Sinking onto his bed, he stared through the half-open doorway at the woman sleeping so peacefully on the bed. His eyes roved over her recumbent form as if he sought to memorize the shape of her. Perhaps he did. She would walk away from him. Would walk away if he pursued his quest to find the third Crown piece and use it to raise the Golden Army against the humans. If Nuada fulfilled his oaths to his people, to the Shining Ones, to his comrades... Dylan would walk away from him.
Would she look back, even once, as she strode out of his life? Would she leave him forever, or only until the last drop of blood had been spilled and the world was quiet again? Would she allow him to protect her during the war? Protect her family? Nuada knew she would want that, but would she let him?
He choked on the ice in his chest and had to drop his head into his hands as dizziness overtook him when a stray and terrible thought slipped into his mind. Oh, gods... oh, gods. What if she... what if she tried to fight against him? Against the Golden Army? What if she deliberately put herself in the way in an attempt to stay his hand or belay his orders to his armies? Dylan was reckless enough to do it. Compassionate enough to try saving the humans.

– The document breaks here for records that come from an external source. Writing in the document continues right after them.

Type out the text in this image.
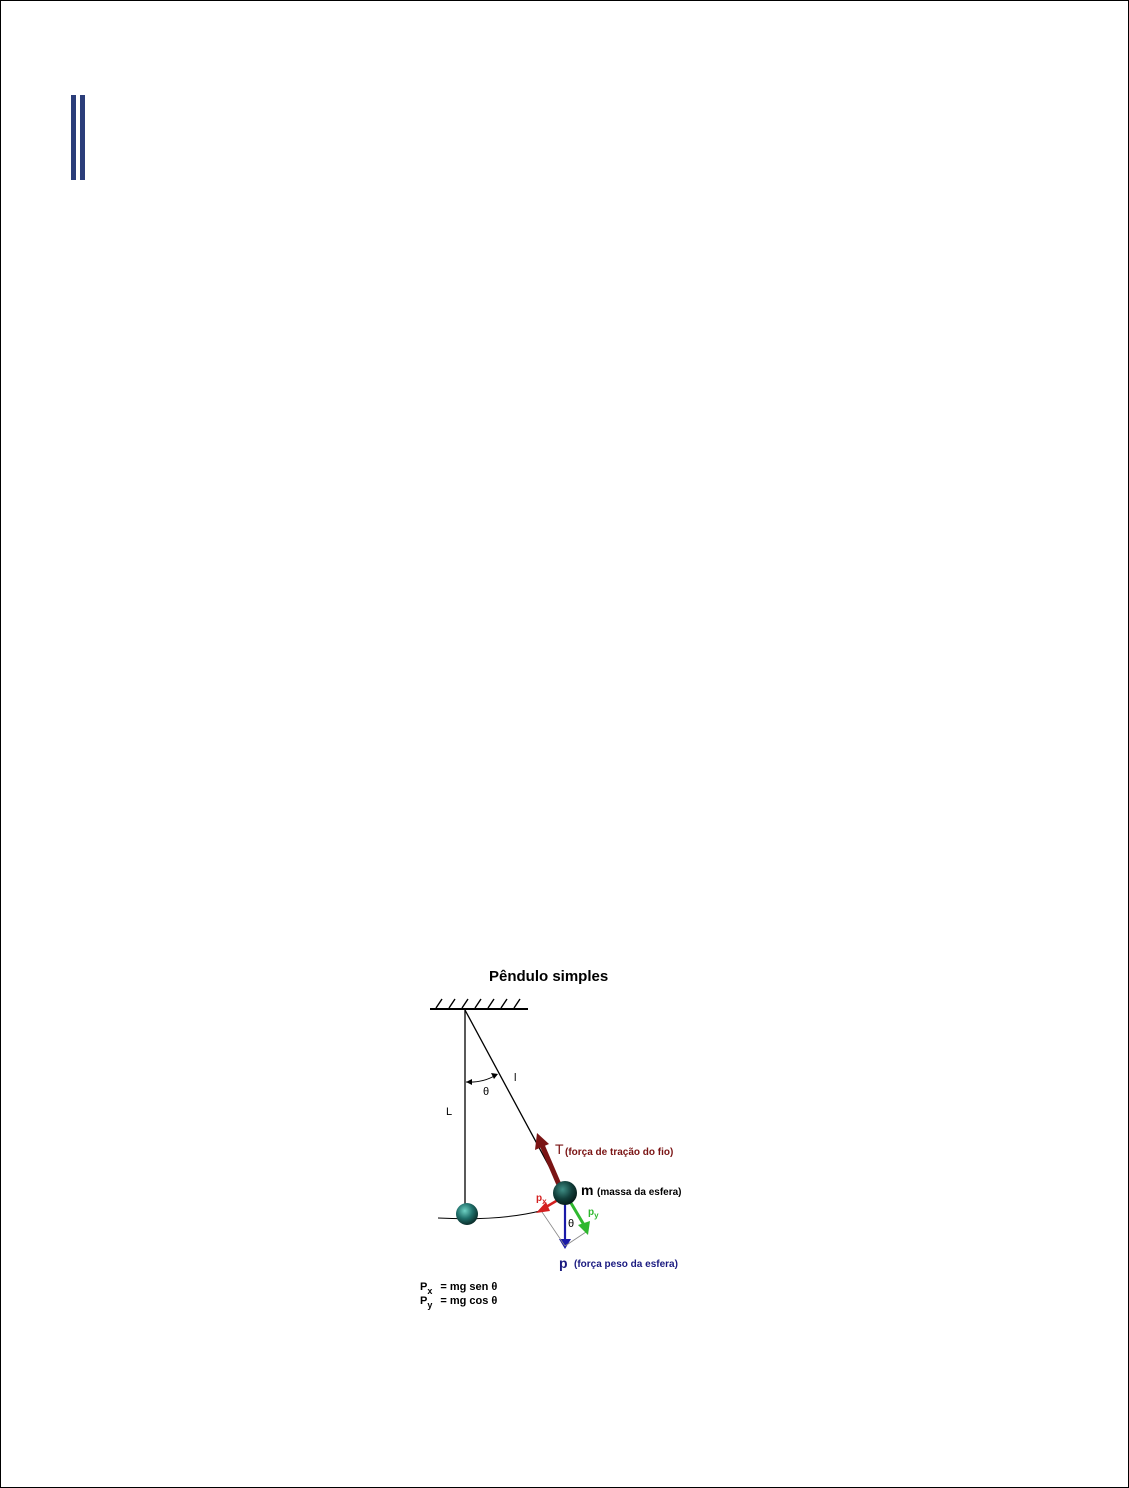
Pêndulo simples
θ
l
L
T (força de tração do fio)
$p_x$
$p_y$
θ
m (massa da esfera)
p (força peso da esfera)
$P_x$ = mg sen θ
$P_y$ = mg cos θ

And she loved him enough, believed in him and trusted him enough, that she wouldn't balk at putting herself in the way of his blade, believing he would never hurt her - because he wouldn't. Not ever.
Yet... what would he do then? How could he win such a confrontation? His allies would insist he kill her, treat her as just another enemy. No, he couldn't do that, he could never. What else, though? Imprison her, to keep her safe? To protect her from his allies and from the fighting? Everything in him rebelled against the idea of locking Dylan up and keeping her in a cage.
But if not that, then how to keep her safe? How to protect her during the war? How to escape that brutal shadow looming on the horizon without losing one who meant the world to him?
How to keep her from breaking his heart into a thousand jagged pieces by slipping out of his life like lifeblood slipping from a fatal wound?
The questions circled and circled in his mind, yet no answer came.